Mme D soutient que :
— la décision attaquée est entachée de vices de procédure dès lors que, d’une part, elle n’a pas été précédée d’un entretien préalable et que, d’autre part, le délai de préavis n’a pas été respecté ;
— la décision attaquée repose sur des motifs étrangers à l’intérêt du service ;
— l’illégalité fautive de décision attaquée lui cause un préjudice financier et un préjudice moral ;
— elle a droit au paiement d’une indemnité de fin de contrat, d’une indemnité au titre de ses congés payés non pris, des heures supplémentaires effectuées et de l’absence de récupérations d’heures supplémentaires.
Par un mémoire en défense, enregistré le 2 septembre 2024, le recteur de l’académie de Dijon conclut au rejet de la requête.
Le recteur soutient que :
— il n’y a plus lieu de statuer sur les conclusions tendant au paiement de dix heures supplémentaires, la rémunération correspondante ayant été versée à l’intéressée au mois de septembre 2023 ;
— les conclusions de la requête tendant à la réparation du préjudice physique et moral de Mme D et à la revalorisation d’heures supplémentaires, qui ne sont pas chiffrées, sont irrecevables ;
— les moyens soulevés par la requérante ne sont pas fondés.
La clôture de l’instruction a été fixée au 22 novembre 2024 par une ordonnance du 5 novembre 2024.
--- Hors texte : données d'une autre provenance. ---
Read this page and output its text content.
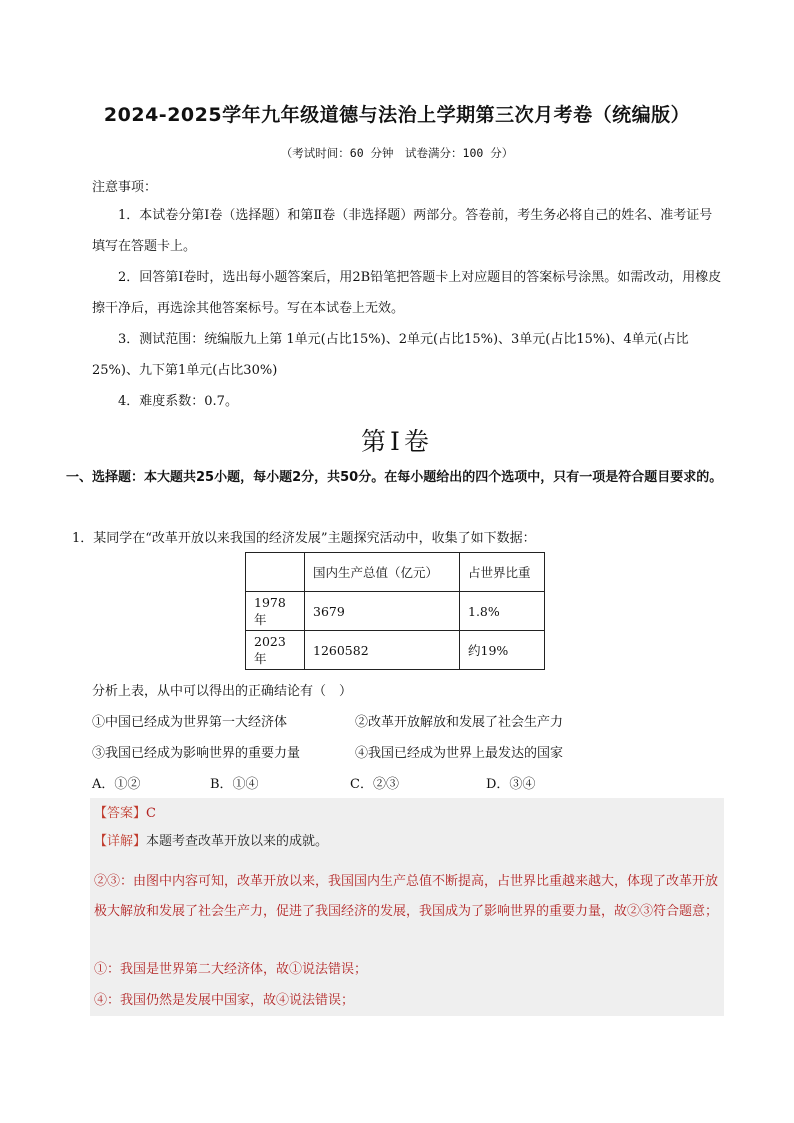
2024-2025学年九年级道德与法治上学期第三次月考卷（统编版）
（考试时间：60 分钟　试卷满分：100 分）
注意事项：
1．本试卷分第Ⅰ卷（选择题）和第Ⅱ卷（非选择题）两部分。答卷前，考生务必将自己的姓名、准考证号填写在答题卡上。
2．回答第Ⅰ卷时，选出每小题答案后，用2B铅笔把答题卡上对应题目的答案标号涂黑。如需改动，用橡皮擦干净后，再选涂其他答案标号。写在本试卷上无效。
3．测试范围：统编版九上第 1单元(占比15%)、2单元(占比15%)、3单元(占比15%)、4单元(占比25%)、九下第1单元(占比30%)
4．难度系数：0.7。
第Ⅰ卷
一、选择题：本大题共25小题，每小题2分，共50分。在每小题给出的四个选项中，只有一项是符合题目要求的。
1．某同学在“改革开放以来我国的经济发展”主题探究活动中，收集了如下数据：
	国内生产总值（亿元）	占世界比重
1978年	3679	1.8%
2023年	1260582	约19%
分析上表，从中可以得出的正确结论有（　）
①中国已经成为世界第一大经济体	②改革开放解放和发展了社会生产力
③我国已经成为影响世界的重要力量	④我国已经成为世界上最发达的国家
A．①②	B．①④	C．②③	D．③④
【答案】C
【详解】本题考查改革开放以来的成就。
②③：由图中内容可知，改革开放以来，我国国内生产总值不断提高，占世界比重越来越大，体现了改革开放极大解放和发展了社会生产力，促进了我国经济的发展，我国成为了影响世界的重要力量，故②③符合题意；
①：我国是世界第二大经济体，故①说法错误；
④：我国仍然是发展中国家，故④说法错误；
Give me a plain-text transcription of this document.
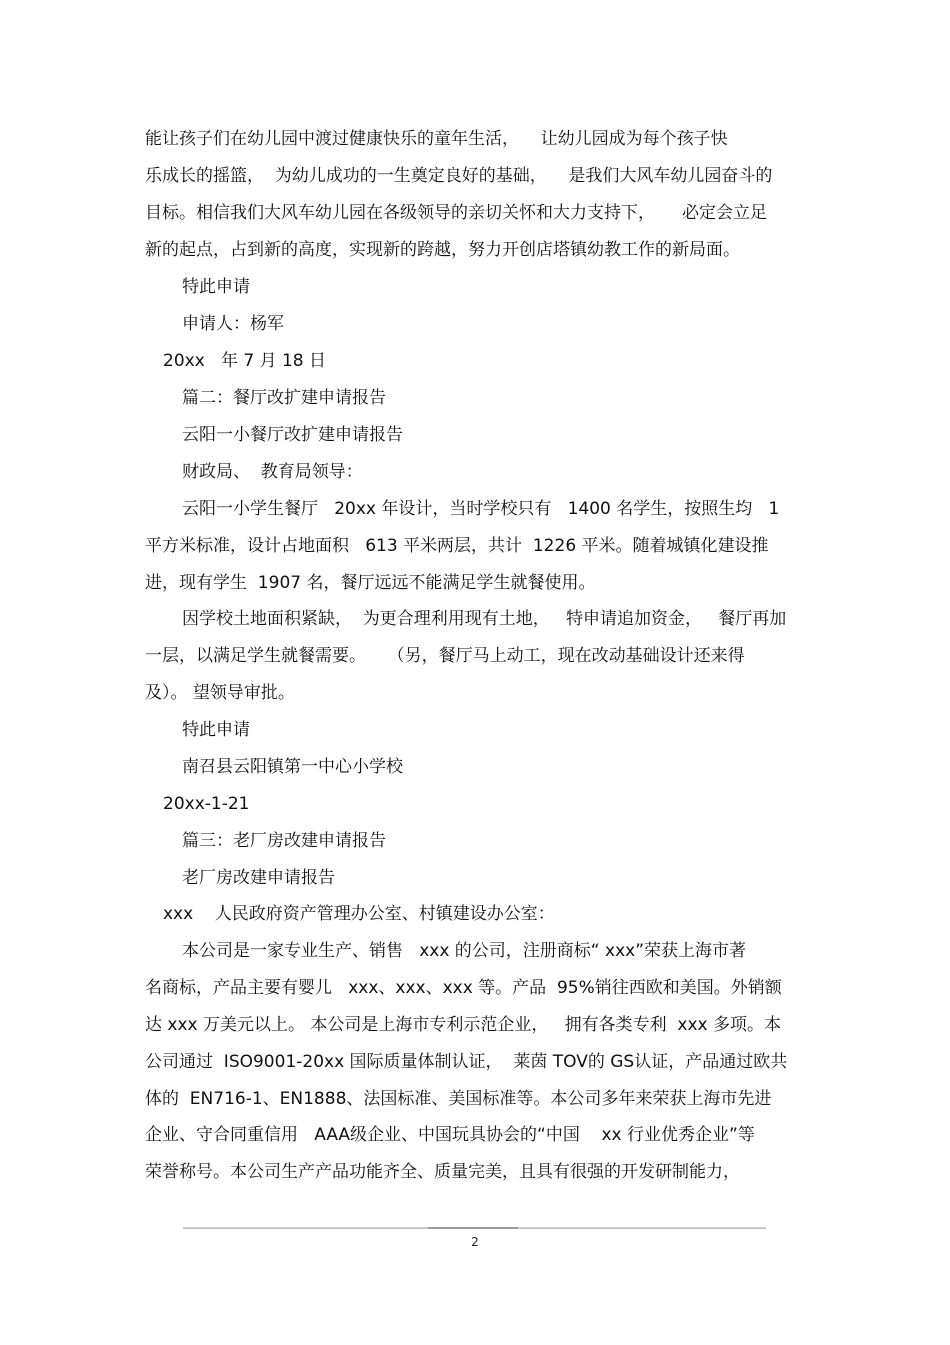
能让孩子们在幼儿园中渡过健康快乐的童年生活，    让幼儿园成为每个孩子快
乐成长的摇篮，  为幼儿成功的一生奠定良好的基础，    是我们大风车幼儿园奋斗的
目标。相信我们大风车幼儿园在各级领导的亲切关怀和大力支持下，     必定会立足
新的起点，占到新的高度，实现新的跨越，努力开创店塔镇幼教工作的新局面。
特此申请
申请人：杨军
20xx   年 7 月 18 日
篇二：餐厅改扩建申请报告
云阳一小餐厅改扩建申请报告
财政局、  教育局领导：
云阳一小学生餐厅   20xx 年设计，当时学校只有   1400 名学生，按照生均   1
平方米标准，设计占地面积   613 平米两层，共计  1226 平米。随着城镇化建设推
进，现有学生  1907 名，餐厅远远不能满足学生就餐使用。
因学校土地面积紧缺，  为更合理利用现有土地，   特申请追加资金，   餐厅再加
一层，以满足学生就餐需要。    （另，餐厅马上动工，现在改动基础设计还来得
及）。 望领导审批。
特此申请
南召县云阳镇第一中心小学校
20xx-1-21
篇三：老厂房改建申请报告
老厂房改建申请报告
xxx    人民政府资产管理办公室、村镇建设办公室：
本公司是一家专业生产、销售   xxx 的公司，注册商标“ xxx”荣获上海市著
名商标，产品主要有婴儿   xxx、xxx、xxx 等。产品  95%销往西欧和美国。外销额
达 xxx 万美元以上。 本公司是上海市专利示范企业，   拥有各类专利  xxx 多项。本
公司通过  ISO9001-20xx 国际质量体制认证，  莱茵 TOV的 GS认证，产品通过欧共
体的  EN716-1、EN1888、法国标准、美国标准等。本公司多年来荣获上海市先进
企业、守合同重信用   AAA级企业、中国玩具协会的“中国    xx 行业优秀企业”等
荣誉称号。本公司生产产品功能齐全、质量完美，且具有很强的开发研制能力，
2
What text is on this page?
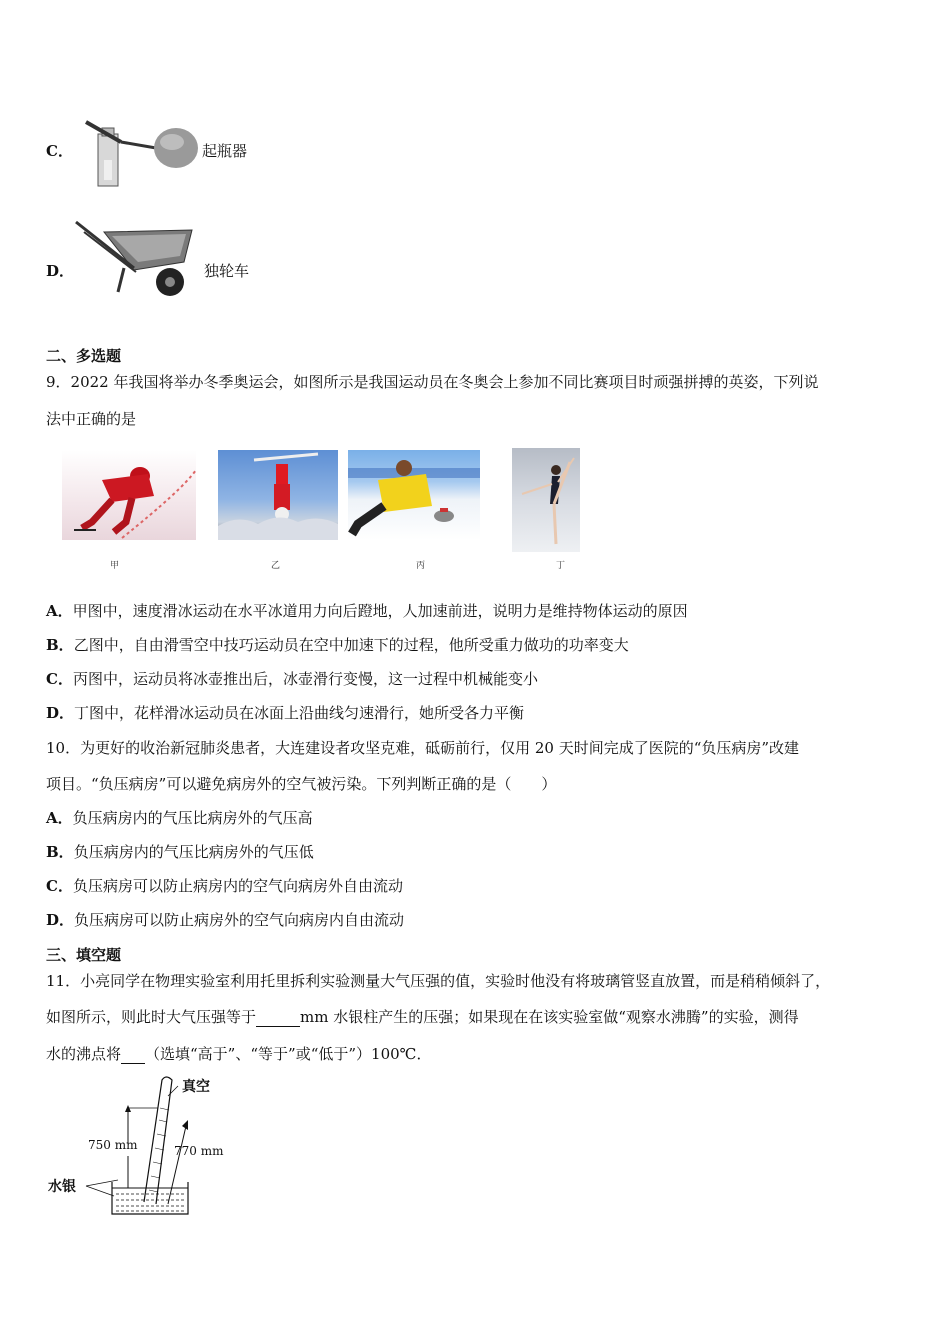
C．	起瓶器
D．	独轮车
二、多选题
9．2022 年我国将举办冬季奥运会，如图所示是我国运动员在冬奥会上参加不同比赛项目时顽强拼搏的英姿，下列说
法中正确的是
甲	乙	丙	丁
A．甲图中，速度滑冰运动在水平冰道用力向后蹬地，人加速前进，说明力是维持物体运动的原因
B．乙图中，自由滑雪空中技巧运动员在空中加速下的过程，他所受重力做功的功率变大
C．丙图中，运动员将冰壶推出后，冰壶滑行变慢，这一过程中机械能变小
D．丁图中，花样滑冰运动员在冰面上沿曲线匀速滑行，她所受各力平衡
10．为更好的收治新冠肺炎患者，大连建设者攻坚克难，砥砺前行，仅用 20 天时间完成了医院的“负压病房”改建
项目。“负压病房”可以避免病房外的空气被污染。下列判断正确的是（　　）
A．负压病房内的气压比病房外的气压高
B．负压病房内的气压比病房外的气压低
C．负压病房可以防止病房内的空气向病房外自由流动
D．负压病房可以防止病房外的空气向病房内自由流动
三、填空题
11．小亮同学在物理实验室利用托里拆利实验测量大气压强的值，实验时他没有将玻璃管竖直放置，而是稍稍倾斜了，
如图所示，则此时大气压强等于	mm 水银柱产生的压强；如果现在在该实验室做“观察水沸腾”的实验，测得
水的沸点将 （选填“高于”、“等于”或“低于”）100℃．
真空
750 mm	770 mm
水银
Vu les autres pièces du dossier.
Vu :
— le code de l’éducation ;
— le code général de la fonction publique ;
— le décret n° 86-83 du 17 janvier 1986 relatif aux dispositions générales applicables aux agents contractuels de l’État ;
— le code de justice administrative.
Les parties ont été régulièrement averties du jour de l’audience.
Ont été entendus au cours de l’audience publique :
— le rapport de Mme Desseix,
— et les conclusions de M. C.
Considérant ce qui suit :
1. Mme D a été employée par le collège Abel Minard de Tonnerre pour exercer les fonctions d’assistante d’éducation à temps complet par des contrats à durée déterminée annuels successifs du 1er septembre 2019 au 31 août 2023. Par une décision du 29 juin 2023, le principal du collège a décidé de ne pas procéder au renouvellement de son contrat pour l’année scolaire 2023/2024. Mme D demande au tribunal, d’une part, d’annuler cette décision et, d’autre part, de condamner le collège Abel Minard à lui verser différentes indemnités.
Sur les conclusions à fin d’annulation :
En ce qui concerne le cadre juridique applicable :
2. En premier lieu, la décision de ne pas renouveler le contrat d’un agent public recruté par un contrat à durée déterminée, qui n’a pas pour effet de refuser à l’intéressé un avantage qui constituerait pour lui un droit, n’est pas au nombre de celles qui doivent être motivées en application de l’article L. 211-2 du code des relations entre le public et l’administration.
3. En deuxième lieu, l’article L. 100-1 du code des relations entre le public et l’administration dispose que : « Le présent code régit les relations entre le public et l’administration en l’absence de dispositions spéciales applicables () ». Aux termes de l’article L. 121-1 du même code : « Exception faite des cas où il est statué sur une demande, les décisions individuelles qui doivent être motivées en application de l’article L. 211-2, ainsi que les décisions qui, bien que non mentionnées à cet article, sont prises en considération de la personne, sont soumises au respect d’une procédure contradictoire préalable ». Aux termes de l’article L. 121-2 de ce code : « Les dispositions de l’article L. 121-1 ne sont pas applicables : () 3° Aux décisions pour lesquelles des dispositions législatives ont instauré une procédure contradictoire particulière (). Les dispositions de l’article L. 121-1, en tant qu’elles concernent les décisions individuelles qui doivent être motivées en application de l’article L. 211-2, ne sont pas applicables aux relations entre l’administration et ses agents ». L’article L. 122-1 de ce même code prévoit que : « Les décisions mentionnées à l’article L. 211-2 n’interviennent qu’après que la personne intéressée a été mise à même de présenter des observations écrites et, le cas échéant, sur sa demande, des observations orales. Cette personne peut se faire assister par un conseil ou représenter par un mandataire de son choix () ».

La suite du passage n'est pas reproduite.